Question is then, why didn't it happen? Why didn't the iMac get updated? Hell if I know. xD
Fair enough, if you just don't like the keyboard, then that does suck for you personally (and for others with the same opinion, and admittedly, I don't love the keyboard, but I still like it more than the older ones. Obviously, it's subjective.) But it's unreasonable for all these whiners on here saying everyone hates the lack of ports, the non-upgradeability, etc. and even the keyboard (which your initial rant I replied to went on about), when some of us like these developments and consider them the future.

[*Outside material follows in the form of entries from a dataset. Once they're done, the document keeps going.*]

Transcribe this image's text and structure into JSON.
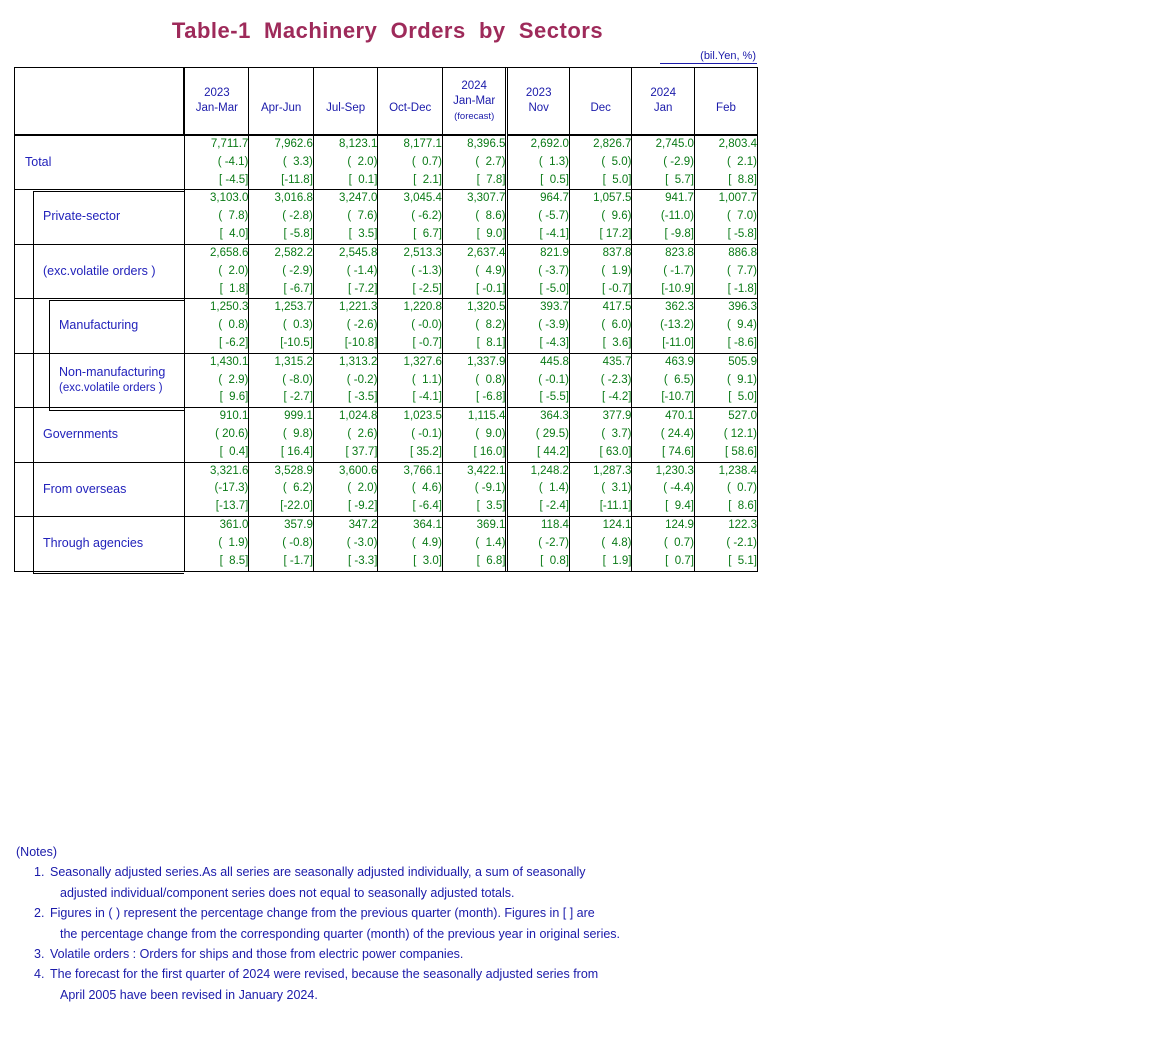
{
  "title": "Table-1  Machinery  Orders  by  Sectors",
  "unit_label": "(bil.Yen, %)",
  "colors": {
    "title": "#9e2a5a",
    "label_text": "#2222bb",
    "value_text": "#0a7a16",
    "border": "#000000"
  },
  "header": {
    "corner_label": "",
    "columns": [
      {
        "year": "2023",
        "period": "Jan-Mar",
        "note": ""
      },
      {
        "year": "",
        "period": "Apr-Jun",
        "note": ""
      },
      {
        "year": "",
        "period": "Jul-Sep",
        "note": ""
      },
      {
        "year": "",
        "period": "Oct-Dec",
        "note": ""
      },
      {
        "year": "2024",
        "period": "Jan-Mar",
        "note": "(forecast)"
      },
      {
        "year": "2023",
        "period": "Nov",
        "note": ""
      },
      {
        "year": "",
        "period": "Dec",
        "note": ""
      },
      {
        "year": "2024",
        "period": "Jan",
        "note": ""
      },
      {
        "year": "",
        "period": "Feb",
        "note": ""
      }
    ]
  },
  "rows": [
    {
      "label": "Total",
      "sublabel": "",
      "indent": 0,
      "values": [
        "7,711.7",
        "7,962.6",
        "8,123.1",
        "8,177.1",
        "8,396.5",
        "2,692.0",
        "2,826.7",
        "2,745.0",
        "2,803.4"
      ],
      "qoq": [
        "( -4.1)",
        "(  3.3)",
        "(  2.0)",
        "(  0.7)",
        "(  2.7)",
        "(  1.3)",
        "(  5.0)",
        "( -2.9)",
        "(  2.1)"
      ],
      "yoy": [
        "[ -4.5]",
        "[-11.8]",
        "[  0.1]",
        "[  2.1]",
        "[  7.8]",
        "[  0.5]",
        "[  5.0]",
        "[  5.7]",
        "[  8.8]"
      ]
    },
    {
      "label": "Private-sector",
      "sublabel": "",
      "indent": 1,
      "values": [
        "3,103.0",
        "3,016.8",
        "3,247.0",
        "3,045.4",
        "3,307.7",
        "964.7",
        "1,057.5",
        "941.7",
        "1,007.7"
      ],
      "qoq": [
        "(  7.8)",
        "( -2.8)",
        "(  7.6)",
        "( -6.2)",
        "(  8.6)",
        "( -5.7)",
        "(  9.6)",
        "(-11.0)",
        "(  7.0)"
      ],
      "yoy": [
        "[  4.0]",
        "[ -5.8]",
        "[  3.5]",
        "[  6.7]",
        "[  9.0]",
        "[ -4.1]",
        "[ 17.2]",
        "[ -9.8]",
        "[ -5.8]"
      ]
    },
    {
      "label": "(exc.volatile orders )",
      "sublabel": "",
      "indent": 1,
      "values": [
        "2,658.6",
        "2,582.2",
        "2,545.8",
        "2,513.3",
        "2,637.4",
        "821.9",
        "837.8",
        "823.8",
        "886.8"
      ],
      "qoq": [
        "(  2.0)",
        "( -2.9)",
        "( -1.4)",
        "( -1.3)",
        "(  4.9)",
        "( -3.7)",
        "(  1.9)",
        "( -1.7)",
        "(  7.7)"
      ],
      "yoy": [
        "[  1.8]",
        "[ -6.7]",
        "[ -7.2]",
        "[ -2.5]",
        "[ -0.1]",
        "[ -5.0]",
        "[ -0.7]",
        "[-10.9]",
        "[ -1.8]"
      ]
    },
    {
      "label": "Manufacturing",
      "sublabel": "",
      "indent": 2,
      "values": [
        "1,250.3",
        "1,253.7",
        "1,221.3",
        "1,220.8",
        "1,320.5",
        "393.7",
        "417.5",
        "362.3",
        "396.3"
      ],
      "qoq": [
        "(  0.8)",
        "(  0.3)",
        "( -2.6)",
        "( -0.0)",
        "(  8.2)",
        "( -3.9)",
        "(  6.0)",
        "(-13.2)",
        "(  9.4)"
      ],
      "yoy": [
        "[ -6.2]",
        "[-10.5]",
        "[-10.8]",
        "[ -0.7]",
        "[  8.1]",
        "[ -4.3]",
        "[  3.6]",
        "[-11.0]",
        "[ -8.6]"
      ]
    },
    {
      "label": "Non-manufacturing",
      "sublabel": "(exc.volatile orders )",
      "indent": 2,
      "values": [
        "1,430.1",
        "1,315.2",
        "1,313.2",
        "1,327.6",
        "1,337.9",
        "445.8",
        "435.7",
        "463.9",
        "505.9"
      ],
      "qoq": [
        "(  2.9)",
        "( -8.0)",
        "( -0.2)",
        "(  1.1)",
        "(  0.8)",
        "( -0.1)",
        "( -2.3)",
        "(  6.5)",
        "(  9.1)"
      ],
      "yoy": [
        "[  9.6]",
        "[ -2.7]",
        "[ -3.5]",
        "[ -4.1]",
        "[ -6.8]",
        "[ -5.5]",
        "[ -4.2]",
        "[-10.7]",
        "[  5.0]"
      ]
    },
    {
      "label": "Governments",
      "sublabel": "",
      "indent": 1,
      "values": [
        "910.1",
        "999.1",
        "1,024.8",
        "1,023.5",
        "1,115.4",
        "364.3",
        "377.9",
        "470.1",
        "527.0"
      ],
      "qoq": [
        "( 20.6)",
        "(  9.8)",
        "(  2.6)",
        "( -0.1)",
        "(  9.0)",
        "( 29.5)",
        "(  3.7)",
        "( 24.4)",
        "( 12.1)"
      ],
      "yoy": [
        "[  0.4]",
        "[ 16.4]",
        "[ 37.7]",
        "[ 35.2]",
        "[ 16.0]",
        "[ 44.2]",
        "[ 63.0]",
        "[ 74.6]",
        "[ 58.6]"
      ]
    },
    {
      "label": "From overseas",
      "sublabel": "",
      "indent": 1,
      "values": [
        "3,321.6",
        "3,528.9",
        "3,600.6",
        "3,766.1",
        "3,422.1",
        "1,248.2",
        "1,287.3",
        "1,230.3",
        "1,238.4"
      ],
      "qoq": [
        "(-17.3)",
        "(  6.2)",
        "(  2.0)",
        "(  4.6)",
        "( -9.1)",
        "(  1.4)",
        "(  3.1)",
        "( -4.4)",
        "(  0.7)"
      ],
      "yoy": [
        "[-13.7]",
        "[-22.0]",
        "[ -9.2]",
        "[ -6.4]",
        "[  3.5]",
        "[ -2.4]",
        "[-11.1]",
        "[  9.4]",
        "[  8.6]"
      ]
    },
    {
      "label": "Through agencies",
      "sublabel": "",
      "indent": 1,
      "values": [
        "361.0",
        "357.9",
        "347.2",
        "364.1",
        "369.1",
        "118.4",
        "124.1",
        "124.9",
        "122.3"
      ],
      "qoq": [
        "(  1.9)",
        "( -0.8)",
        "( -3.0)",
        "(  4.9)",
        "(  1.4)",
        "( -2.7)",
        "(  4.8)",
        "(  0.7)",
        "( -2.1)"
      ],
      "yoy": [
        "[  8.5]",
        "[ -1.7]",
        "[ -3.3]",
        "[  3.0]",
        "[  6.8]",
        "[  0.8]",
        "[  1.9]",
        "[  0.7]",
        "[  5.1]"
      ]
    }
  ],
  "notes": {
    "heading": "(Notes)",
    "items": [
      {
        "num": "1.",
        "line1": "Seasonally adjusted series.As all series are seasonally adjusted individually, a sum of seasonally",
        "line2": "adjusted individual/component series does not equal to seasonally adjusted totals."
      },
      {
        "num": "2.",
        "line1": "Figures in ( ) represent the percentage change from the previous quarter (month). Figures in [ ] are",
        "line2": "the percentage change from the corresponding quarter (month) of the previous year in original series."
      },
      {
        "num": "3.",
        "line1": "Volatile orders : Orders for ships and those from electric power companies.",
        "line2": ""
      },
      {
        "num": "4.",
        "line1": "The forecast for the first quarter of 2024 were revised, because the seasonally adjusted series from",
        "line2": "April 2005 have been revised in January 2024."
      }
    ]
  }
}
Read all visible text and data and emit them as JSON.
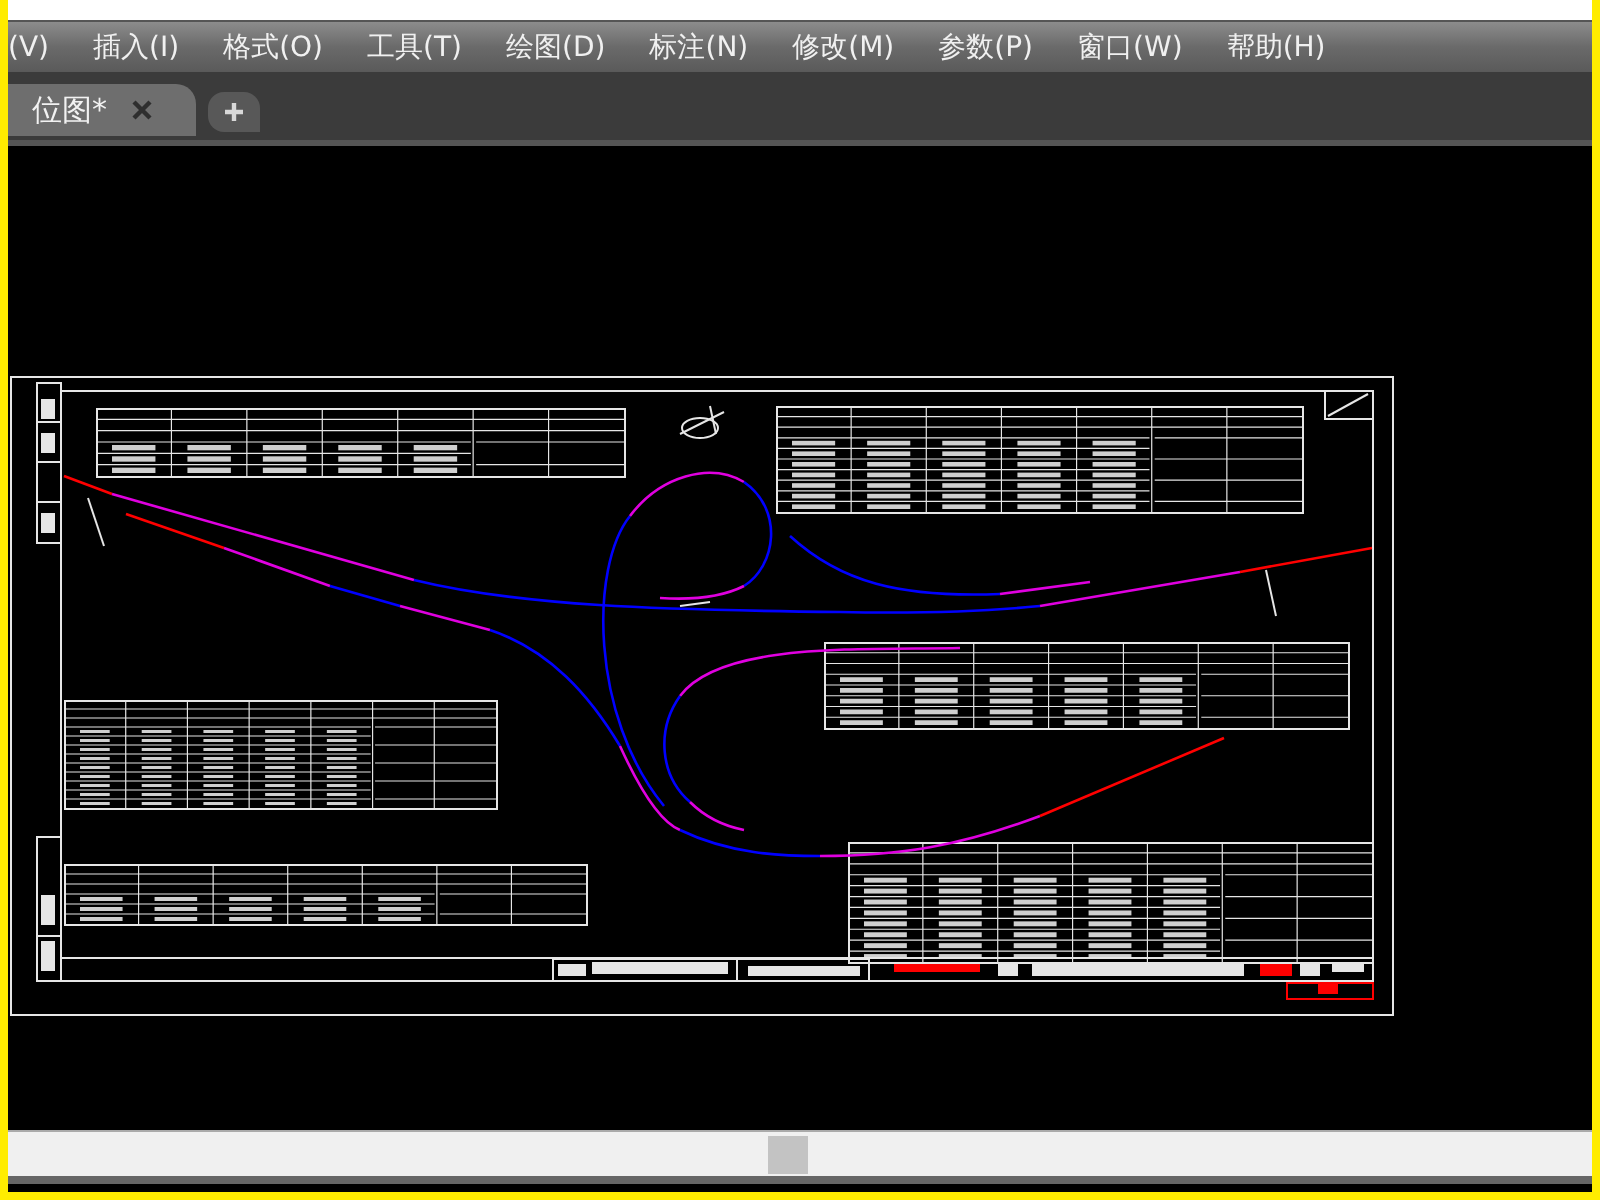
{
  "menu_bar": {
    "items": [
      {
        "label": "(V)"
      },
      {
        "label": "插入(I)"
      },
      {
        "label": "格式(O)"
      },
      {
        "label": "工具(T)"
      },
      {
        "label": "绘图(D)"
      },
      {
        "label": "标注(N)"
      },
      {
        "label": "修改(M)"
      },
      {
        "label": "参数(P)"
      },
      {
        "label": "窗口(W)"
      },
      {
        "label": "帮助(H)"
      }
    ]
  },
  "document_tabs": [
    {
      "label": "位图*",
      "selected": true
    }
  ]
}
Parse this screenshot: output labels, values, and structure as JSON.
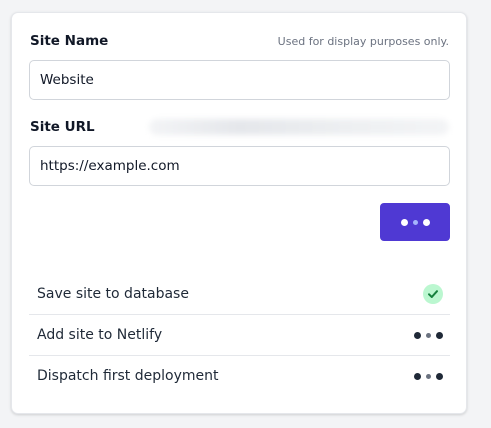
{
  "form": {
    "site_name": {
      "label": "Site Name",
      "hint": "Used for display purposes only.",
      "value": "Website"
    },
    "site_url": {
      "label": "Site URL",
      "value": "https://example.com"
    },
    "submit": {
      "state": "loading",
      "icon": "loading-dots-icon",
      "color": "#4f39d3"
    }
  },
  "steps": [
    {
      "label": "Save site to database",
      "status": "complete",
      "icon": "check-icon",
      "color": "#16a34a"
    },
    {
      "label": "Add site to Netlify",
      "status": "pending",
      "icon": "loading-dots-icon"
    },
    {
      "label": "Dispatch first deployment",
      "status": "pending",
      "icon": "loading-dots-icon"
    }
  ]
}
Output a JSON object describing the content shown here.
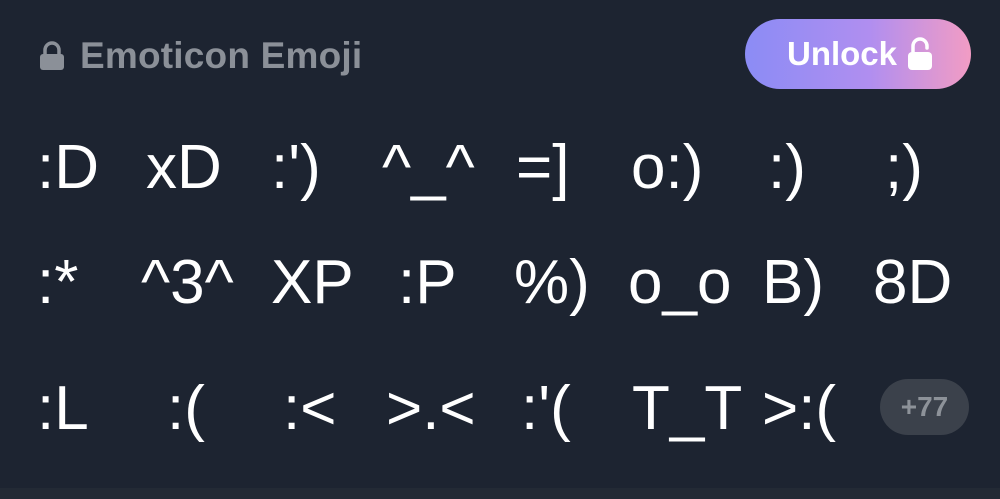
{
  "header": {
    "title": "Emoticon Emoji",
    "lock_icon": "lock-icon"
  },
  "unlock_button": {
    "label": "Unlock",
    "icon": "unlocked-padlock-icon",
    "gradient": [
      "#8b8cf5",
      "#b08ef0",
      "#f29cc4"
    ]
  },
  "emoticons": {
    "rows": [
      [
        ":D",
        "xD",
        ":')",
        "^_^",
        "=]",
        "o:)",
        ":)",
        ";)"
      ],
      [
        ":*",
        "^3^",
        "XP",
        ":P",
        "%)",
        "o_o",
        "B)",
        "8D"
      ],
      [
        ":L",
        ":(",
        ":<",
        ">.<",
        ":'(",
        "T_T",
        ">:("
      ]
    ]
  },
  "more_badge": {
    "label": "+77"
  },
  "colors": {
    "background": "#1d2431",
    "title_gray": "#8b9098",
    "emoticon_text": "#ffffff",
    "badge_bg": "#3b414b"
  }
}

Well, my rant is obviously my opinion, but I believe my opinion is more than just my opinion at this point. I feel that a great number of people share this opinion, which makes it relevant to the discussion that Apple are losing on massive amounts of potential sales, which is what the article is about.
My question really is: how does the MBP not meet your actual needs, that a comparative PC laptop does? What do you need HDMI, USB-A, whatever else for, if you do (such that you can't bring your peripherals into the same decade as your new $5K+ laptop)? Aside from the keyboard, and putting aside just general whining about what everyone here wants to whine about for the sake of whining (ports, soldering, etc.) what is wrong with the MBP that doesn't meet your actual needs?
Mainly it's too expensive and the graphics are not powerful enough, and a lot of the extra cost that's been added goes into things I don't care about, or actually plain dislike.
If I had one, I would say that I could probably get most of my work done if I really wanted to, but at that kind of price point, that's not good enough. I should have a best-in-class experience at that pricepoint, and I know I won't, and that just makes me not want to make the investment. Right now I've got a workplace desktop tower and a home desktop tower, and I wanna do some work or gaming on the go, at my parents', on my holidays, etc. I'm just screwed.